Every human has the right of free choice, as long as they don't impinge on the rights of others. Behind closed doors, let people do as they please, even if it includes eating ham-and-cheese sandwiches with one's same-sex partner. Yet, flaunting one's flagrant violation of Torah in public, on the streets of our Holy City, not only crosses every red line of ethics and morality but impinges on the rights of those who don't want to expose their children to such abomination. The parade participants have no right to flaunt their brazen trampling of Torah Law in public, especially in the Holy Land, and all the more so in the Holy City of Jerusalem.

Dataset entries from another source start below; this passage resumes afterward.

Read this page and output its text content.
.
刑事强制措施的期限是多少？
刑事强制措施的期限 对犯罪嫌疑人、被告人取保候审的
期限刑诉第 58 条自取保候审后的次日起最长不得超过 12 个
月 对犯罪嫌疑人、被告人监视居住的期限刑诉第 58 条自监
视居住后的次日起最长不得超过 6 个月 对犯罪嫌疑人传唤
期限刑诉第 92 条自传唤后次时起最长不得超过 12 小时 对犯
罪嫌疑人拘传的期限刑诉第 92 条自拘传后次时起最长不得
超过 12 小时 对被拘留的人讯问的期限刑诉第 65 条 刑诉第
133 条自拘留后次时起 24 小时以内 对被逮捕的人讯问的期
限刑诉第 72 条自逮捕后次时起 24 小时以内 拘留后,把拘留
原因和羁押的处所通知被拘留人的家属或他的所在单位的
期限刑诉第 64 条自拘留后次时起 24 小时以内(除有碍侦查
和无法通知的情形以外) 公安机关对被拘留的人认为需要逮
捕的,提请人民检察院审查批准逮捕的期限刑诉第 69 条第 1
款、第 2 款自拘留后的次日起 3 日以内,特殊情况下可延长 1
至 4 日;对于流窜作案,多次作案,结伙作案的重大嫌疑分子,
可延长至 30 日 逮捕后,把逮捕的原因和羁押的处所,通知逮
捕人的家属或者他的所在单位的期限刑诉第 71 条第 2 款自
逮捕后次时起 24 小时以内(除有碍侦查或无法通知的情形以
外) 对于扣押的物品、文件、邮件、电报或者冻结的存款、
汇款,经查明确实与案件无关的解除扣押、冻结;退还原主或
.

It is definitely not politically correct to speak up against the Impurade, who wave their counterfeit flag of tolerance. But, Torah and the lie of political correctness, known as chanupa in Torah, don't go together. So davka, now in particular, we cry out in protest to today's planned public parade of debauchery and abomination. We vehemently protest the public display that honors the transgression of Torah and in the strongest possible terms denounce the Government's condoning and support of it. This is not democracy, but suicide.
The Land of Israel is not at all tolerant. The Torah warns in stiffest terms, "For the inhabitants of the Land who were before you committed all these abominations, and the Land became contaminated. Let not the Land disgorge you for having contaminated it, as it disgorged the nation that was before you" (Leviticus 18:27-28).
The Torah protests the contamination of Jerusalem's streets, the Land of Israel protests, Jerusalem itself protests, and we too join in the protest. If we want true sovereignty in our Holy Land and in our Holy City, we must do what we can to preserve their sanctity. Today, Jerusalem weeps, and so do we.